THE VIRGINIAN-PILOT Copyright (c) 1995, Landmark Communications, Inc. DATE: Tuesday, December 26, 1995 TAG: 9512220011 SECTION: FRONT PAGE: A14 EDITION: FINAL TYPE: Letter LENGTH: Short : 39 lines
On Dec. 12 you printed an article concerning the results of the North Carolina academic proficiency tests. The article gives the impression that most of the Department of Public Education is quite pleased with the results because every school system, except Elizabeth City-Pasquotank, increased its percentage of ``proficient'' students on at least one of three tests. That sounds great - until one looks at the actual proficiency rates.
For the state as a whole, 66 percent of children in grades 3 through 8 were ``proficient'' in reading and 66.1 percent in math.

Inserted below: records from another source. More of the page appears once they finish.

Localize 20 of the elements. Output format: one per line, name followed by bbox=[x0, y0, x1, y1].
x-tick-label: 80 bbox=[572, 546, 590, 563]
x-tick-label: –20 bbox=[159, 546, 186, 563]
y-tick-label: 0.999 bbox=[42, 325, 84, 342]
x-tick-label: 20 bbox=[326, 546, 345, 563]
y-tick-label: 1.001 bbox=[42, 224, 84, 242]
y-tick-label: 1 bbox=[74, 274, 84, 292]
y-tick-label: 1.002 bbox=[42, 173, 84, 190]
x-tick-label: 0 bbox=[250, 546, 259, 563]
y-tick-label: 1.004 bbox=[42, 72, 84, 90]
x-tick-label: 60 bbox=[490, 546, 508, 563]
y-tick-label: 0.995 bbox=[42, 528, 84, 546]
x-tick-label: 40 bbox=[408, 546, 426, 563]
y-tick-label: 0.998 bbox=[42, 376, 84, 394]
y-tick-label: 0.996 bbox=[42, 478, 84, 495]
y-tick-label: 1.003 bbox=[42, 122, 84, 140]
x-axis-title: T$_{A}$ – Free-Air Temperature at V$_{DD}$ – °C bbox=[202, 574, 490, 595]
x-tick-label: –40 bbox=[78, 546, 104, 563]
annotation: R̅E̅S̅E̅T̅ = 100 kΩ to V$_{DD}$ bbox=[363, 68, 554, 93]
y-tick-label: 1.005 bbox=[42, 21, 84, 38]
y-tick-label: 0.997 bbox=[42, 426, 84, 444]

At the high-school level, 40.8 percent were achieving at proficient levels in six core courses.
Read another way, one-third of elementary-school students are unable to read or do math at minimally acceptable levels and three-fifths of high school students are performing below minimal levels.
This is nothing of which to be proud; rather, it is evidence of an abject failure of the educational system. The direct result is that many communities in the state do not have a work force with sufficient education to perform any but the most menial tasks.
Is it any wonder that businesses are finding it so difficult to attract new industry? If three-fifths of a company's products were defective, who would buy the product and who would finance the company? The company would either get new management of it would go broke.
But taxpayers are forced to finance an education system producing three failures for every five students.
Perhaps it is time we took a careful look at the educational system's ``management'' and make some badly needed changes.